Albanaich, you're a fan of Karen Matheson as well? Ah a voice that's touched by God..
All three languages are increasingly being taught at primary school level (up to 11). But historically of the three only Welsh has remained a proper second language. The others tend to be spoken only in well defined areas of the country (the Western Isles in Scotland, the West Coast and parts of the South in Ireland).
I have studied Scots Gaelic and it is not an easy language to pick up. The grammar is difficult and the spelling is not at all intuitive. Still it is a beautiful language. Especially when sung by Karen Matheson
It’s beautiful music and it does challenge to dance – just not to tango for me. In my book, Tango is a very grounded music with a streak of sadness, determination and drama. When I hear this airy music, I see something different in my mind: Fairies gracefully jumping a lively dance on a sunny glade. Ok in my case I would be more leprechauns or maybe I can qualify as a hobbit.
Well I wouldnt quibble about it - Karen Matheson's "one of the best", alright. There are in fact a number of "Gaelic singing babes" - Julie Fowlis, Kathleen MacInnes, that hottie from Altan. I wouldnt say no to any of them
It was interesting in studying the Gaelic how much modern "Scots" dialect owes to it. So being able to think in "Scots" would certainly help!

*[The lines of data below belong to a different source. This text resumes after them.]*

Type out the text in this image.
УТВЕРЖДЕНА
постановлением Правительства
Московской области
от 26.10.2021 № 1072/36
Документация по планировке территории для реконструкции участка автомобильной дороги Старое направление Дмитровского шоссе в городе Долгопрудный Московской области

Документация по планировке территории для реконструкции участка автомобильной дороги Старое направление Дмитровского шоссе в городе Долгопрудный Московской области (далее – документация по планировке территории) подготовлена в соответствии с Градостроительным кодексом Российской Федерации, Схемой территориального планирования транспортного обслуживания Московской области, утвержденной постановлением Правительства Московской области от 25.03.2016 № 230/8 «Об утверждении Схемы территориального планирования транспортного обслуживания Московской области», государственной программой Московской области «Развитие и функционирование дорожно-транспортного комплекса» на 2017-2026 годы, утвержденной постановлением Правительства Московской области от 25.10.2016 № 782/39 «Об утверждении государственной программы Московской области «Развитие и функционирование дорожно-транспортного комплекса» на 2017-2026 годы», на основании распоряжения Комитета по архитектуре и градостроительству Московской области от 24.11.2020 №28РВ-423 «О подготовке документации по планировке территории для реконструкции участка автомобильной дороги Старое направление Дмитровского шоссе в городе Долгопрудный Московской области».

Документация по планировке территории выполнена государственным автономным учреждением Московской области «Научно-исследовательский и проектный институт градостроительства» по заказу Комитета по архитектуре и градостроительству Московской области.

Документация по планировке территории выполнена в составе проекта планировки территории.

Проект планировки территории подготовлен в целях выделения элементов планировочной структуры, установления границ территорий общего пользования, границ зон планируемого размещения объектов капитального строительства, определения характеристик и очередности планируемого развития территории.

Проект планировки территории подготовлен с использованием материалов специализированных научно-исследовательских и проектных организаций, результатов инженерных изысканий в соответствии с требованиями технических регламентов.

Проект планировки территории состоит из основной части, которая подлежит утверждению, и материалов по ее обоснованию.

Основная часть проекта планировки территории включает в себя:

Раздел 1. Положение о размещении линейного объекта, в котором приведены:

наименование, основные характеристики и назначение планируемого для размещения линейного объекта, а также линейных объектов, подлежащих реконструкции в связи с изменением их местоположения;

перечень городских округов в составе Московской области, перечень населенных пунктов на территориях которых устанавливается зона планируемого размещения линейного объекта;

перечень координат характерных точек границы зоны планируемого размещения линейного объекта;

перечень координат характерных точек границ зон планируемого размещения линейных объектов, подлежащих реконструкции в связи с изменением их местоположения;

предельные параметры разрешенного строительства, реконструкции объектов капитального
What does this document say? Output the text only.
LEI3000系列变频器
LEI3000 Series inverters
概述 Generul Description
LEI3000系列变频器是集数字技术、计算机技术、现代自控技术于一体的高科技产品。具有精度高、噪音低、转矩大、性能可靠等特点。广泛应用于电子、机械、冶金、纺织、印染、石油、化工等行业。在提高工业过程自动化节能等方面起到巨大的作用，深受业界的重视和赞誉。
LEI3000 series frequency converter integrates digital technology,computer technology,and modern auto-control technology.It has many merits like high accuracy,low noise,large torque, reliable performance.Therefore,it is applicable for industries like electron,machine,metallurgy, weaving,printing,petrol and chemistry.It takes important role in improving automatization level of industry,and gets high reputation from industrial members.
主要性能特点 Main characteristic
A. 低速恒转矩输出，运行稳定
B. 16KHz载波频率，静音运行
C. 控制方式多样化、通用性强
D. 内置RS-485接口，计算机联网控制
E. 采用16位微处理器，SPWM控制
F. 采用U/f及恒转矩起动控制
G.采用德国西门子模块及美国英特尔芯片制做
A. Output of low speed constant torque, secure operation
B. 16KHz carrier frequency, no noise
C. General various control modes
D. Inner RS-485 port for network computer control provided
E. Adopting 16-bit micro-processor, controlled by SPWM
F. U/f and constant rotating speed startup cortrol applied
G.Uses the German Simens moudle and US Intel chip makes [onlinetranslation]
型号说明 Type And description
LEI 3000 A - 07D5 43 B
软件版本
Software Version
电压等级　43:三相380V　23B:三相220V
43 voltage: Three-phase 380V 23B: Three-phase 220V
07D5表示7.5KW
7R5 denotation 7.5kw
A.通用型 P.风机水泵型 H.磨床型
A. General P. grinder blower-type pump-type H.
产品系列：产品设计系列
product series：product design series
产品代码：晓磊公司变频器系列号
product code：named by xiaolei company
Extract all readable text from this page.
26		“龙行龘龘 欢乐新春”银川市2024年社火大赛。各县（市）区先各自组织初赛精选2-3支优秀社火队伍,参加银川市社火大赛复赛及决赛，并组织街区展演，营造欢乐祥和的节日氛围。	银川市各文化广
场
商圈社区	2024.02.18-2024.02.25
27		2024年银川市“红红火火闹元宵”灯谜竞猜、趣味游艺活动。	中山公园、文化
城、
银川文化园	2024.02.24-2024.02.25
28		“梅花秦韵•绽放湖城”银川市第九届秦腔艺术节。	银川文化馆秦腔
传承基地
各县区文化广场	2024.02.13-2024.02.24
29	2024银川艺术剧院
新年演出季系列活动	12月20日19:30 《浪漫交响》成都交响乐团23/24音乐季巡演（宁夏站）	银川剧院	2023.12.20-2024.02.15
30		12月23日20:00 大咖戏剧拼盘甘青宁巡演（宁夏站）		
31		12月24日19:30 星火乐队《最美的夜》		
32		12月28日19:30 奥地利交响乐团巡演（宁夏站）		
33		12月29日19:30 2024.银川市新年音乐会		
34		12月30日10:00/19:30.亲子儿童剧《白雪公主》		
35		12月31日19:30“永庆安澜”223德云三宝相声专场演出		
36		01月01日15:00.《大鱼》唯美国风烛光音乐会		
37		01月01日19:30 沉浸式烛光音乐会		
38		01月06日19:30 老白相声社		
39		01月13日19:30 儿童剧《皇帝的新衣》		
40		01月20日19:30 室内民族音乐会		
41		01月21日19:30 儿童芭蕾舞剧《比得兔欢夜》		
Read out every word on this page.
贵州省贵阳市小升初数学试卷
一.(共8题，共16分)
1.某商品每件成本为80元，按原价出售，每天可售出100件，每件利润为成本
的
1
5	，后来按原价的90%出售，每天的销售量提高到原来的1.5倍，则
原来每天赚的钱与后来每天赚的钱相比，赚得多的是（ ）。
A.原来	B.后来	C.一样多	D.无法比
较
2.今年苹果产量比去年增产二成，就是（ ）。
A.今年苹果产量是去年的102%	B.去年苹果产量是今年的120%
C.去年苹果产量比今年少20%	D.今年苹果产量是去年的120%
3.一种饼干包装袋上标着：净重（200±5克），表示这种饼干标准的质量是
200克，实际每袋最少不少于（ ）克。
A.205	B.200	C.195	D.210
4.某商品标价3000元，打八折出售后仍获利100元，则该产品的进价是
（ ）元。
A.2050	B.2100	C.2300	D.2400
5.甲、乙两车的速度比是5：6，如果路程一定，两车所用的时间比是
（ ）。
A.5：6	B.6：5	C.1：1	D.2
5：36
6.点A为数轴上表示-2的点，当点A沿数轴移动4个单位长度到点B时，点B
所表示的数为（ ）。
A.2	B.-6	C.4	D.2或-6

No I havent found anything so far that I would say was AT-"able". Most Gaelic songs tend to fall into one of two camps : "ballads" or "working songs". The "working" songs (eg songs women would sing while working cloth) have a stronger rhythm but its not the rhythm of tango.
ps There was a famous documentary a couple of years back, "No Bearla" , about how poor knowledge of Irish is in Ireland. Its quite fun - the guy goes in to a shop to try to buy condoms in Irish, for instance. I would post a link but its completely in Irish! Havent found a clip with subtitles yet.
What happens if you are in Gaelic speaking community is that they customarily speak English with Gaelic syntax and grammar - and you get some unusual sentence constructions.
'It is to the party you will be going' - isn't English
Also gaels have a fascination for word games, and continuely play with words to make new and striking images - they do it in English as well.
I've picked up a few English gaelic phrases, one interesting one that apparently just 'jumps out' at Gaels is 'You're as kind as the segulls' Its apparently a very clever pun in Scots gaelic on the word oir which implies that you're being offered a bribe.